This quality standard is underpinned by the principles of respect and equity.
People with heart failure should receive services that are respectful of their rights and dignity and that promote shared decision-making and self-management.
People with heart failure should be provided services that are respectful of their gender, sexual orientation, socioeconomic status, housing, age, disability, and background (including self-identified cultural, linguistic, ethnic, and religious backgrounds). Equitable access to the health system also includes access to culturally safe care. Language, a basic tool for communication, is an essential part of safe care and needs to be considered throughout a person’s health care journey. For example, services should be actively offered in French and other languages.

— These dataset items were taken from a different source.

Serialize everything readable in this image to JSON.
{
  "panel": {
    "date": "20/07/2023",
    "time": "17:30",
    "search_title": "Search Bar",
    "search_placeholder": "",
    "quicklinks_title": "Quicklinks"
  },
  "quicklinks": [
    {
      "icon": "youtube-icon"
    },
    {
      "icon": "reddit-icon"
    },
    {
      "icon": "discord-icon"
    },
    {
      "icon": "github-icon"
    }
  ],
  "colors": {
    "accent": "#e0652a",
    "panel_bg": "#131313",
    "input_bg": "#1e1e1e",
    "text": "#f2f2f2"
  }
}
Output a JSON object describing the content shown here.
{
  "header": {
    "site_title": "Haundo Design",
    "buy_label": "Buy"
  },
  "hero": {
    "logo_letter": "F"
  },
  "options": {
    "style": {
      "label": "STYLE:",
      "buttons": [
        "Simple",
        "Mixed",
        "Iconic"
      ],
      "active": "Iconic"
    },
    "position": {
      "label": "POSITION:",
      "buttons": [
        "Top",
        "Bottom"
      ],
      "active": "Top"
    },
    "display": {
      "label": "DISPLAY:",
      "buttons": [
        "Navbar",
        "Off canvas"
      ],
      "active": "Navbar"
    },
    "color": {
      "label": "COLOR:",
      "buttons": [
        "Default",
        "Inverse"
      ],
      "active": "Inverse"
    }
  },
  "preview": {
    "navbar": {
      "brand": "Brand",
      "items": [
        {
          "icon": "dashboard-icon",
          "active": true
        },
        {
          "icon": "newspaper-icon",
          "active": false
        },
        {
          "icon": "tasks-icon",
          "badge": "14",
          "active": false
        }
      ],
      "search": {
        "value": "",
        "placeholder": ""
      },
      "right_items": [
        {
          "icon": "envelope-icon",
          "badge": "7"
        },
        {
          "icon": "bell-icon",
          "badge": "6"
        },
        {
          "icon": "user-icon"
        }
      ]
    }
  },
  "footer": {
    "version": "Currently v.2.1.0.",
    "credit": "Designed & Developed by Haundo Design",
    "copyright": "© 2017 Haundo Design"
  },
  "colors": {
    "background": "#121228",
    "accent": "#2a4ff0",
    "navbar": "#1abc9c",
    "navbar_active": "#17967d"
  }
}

Care providers should be aware of the historical context of the lives of Indigenous peoples throughout Canada and be sensitive to the impacts of intergenerational trauma and the physical, mental, emotional, and social harms experienced by Indigenous people, families, and communities. This quality standard uses existing clinical practice guideline sources developed by non-Indigenous groups, which may not include culturally relevant care or acknowledge traditional Indigenous beliefs and practices. Therefore, it is important for care to be adapted to ensure that it is culturally appropriate and safe for First Nations, Inuit, and Métis peoples in Ontario.
A high-quality health system is one that provides appropriate access, experience, and outcomes for everyone in Ontario, no matter where they live, what they have, or who they are.
People with heart failure benefit from care provided by a care provider or care team with the knowledge, skill, and judgment to provide evidence-based treatment for heart failure while also addressing all their primary health care needs. The goal of heart failure management is to improve symptoms, function, quality of life, and prognosis.